Źródło: https://bogatynia.pl/content/view/full/66481
W sierpniu 2018 w Bogatyni, miejscowości leżącej tuż przy granicy z Czechami, ok. 60 km na zachód od Jeleniej Góry, ukończono budowę ważnej inwestycji – wartego 20 mln zł basenu. Od dwóch lat z atrakcji nie skorzystał jednak żaden z gości. Z formalnego punktu widzenia jest bowiem nielegalna. Wszystko przez braki w dokumentacji.
Basen za 20 mln zł nielegalny. Brak podstawowej dokumentacji
Artur Oliasz, przewodniczący Rady Miejskiej w Bogatyni w rozmowie z Polsat News, przyznaje otwarcie, że braki w dokumentacji basenu są bezprecedensowe – brak nawet pozwolenia na budowę.
– Gdyby była zgromadzona dokumentacja, to kąpielisko powstałoby legalnie. O to chodzi, że nie ma żadnej dokumentacji. Wykonawca nie przekazał nam dokumentacji, na bazie której ta inwestycja została wykonana – wyjaśnił.

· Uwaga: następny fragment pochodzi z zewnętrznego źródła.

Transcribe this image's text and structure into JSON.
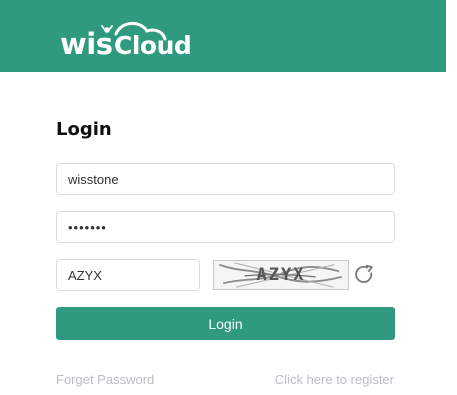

Cytowany przez Radio Wrocław przyznał, że napełnione na próbę wodą niecki są schronieniem dla dzikiego ptactwa i na razie nie wiadomo, kiedy to się zmieni.
Basen w Bogatyni Źródło: https://bogatynia.pl/content/view/full/66481
Pusty basen kosztują 16 tys. zł miesięcznie
Inwestycja, pomimo że formalnie nieukończona, generuje koszty. Utrzymanie obiektu – opłaty za prąd, ochronę – pochłaniają 16 tys. zł miesięcznie. Wydatki trzeba ponosić, inaczej obiekt zostałby zdewastowany i nie byłoby żadnych szans na odzyskanie środków, które na niego wyłożono.
Władze miasta przyznają, że niektóre elementy basenu trzeba będzie przed ewentualnym uruchomieniem obiektu wymienić.
Wojciech Błasiak w wywiadzie opublikowanym na stronach bogatyńskiego ratusza wyraża nadzieję, że basenu nie trzeba będzie rozbierać. Według wstępnych wyliczeń ewentualna legalizacja obiektu i jego remont może pochłonąć ok. 250 tys. zł.
Lokalne media podkreślają, że problemem jest nie tylko brak możliwości użytkowania obiektu. Część komentatorów podnosi kwestię wydatkó – wedle pierwotnych planów basen miał bowiem kosztować 10, a nie 20 mln zł.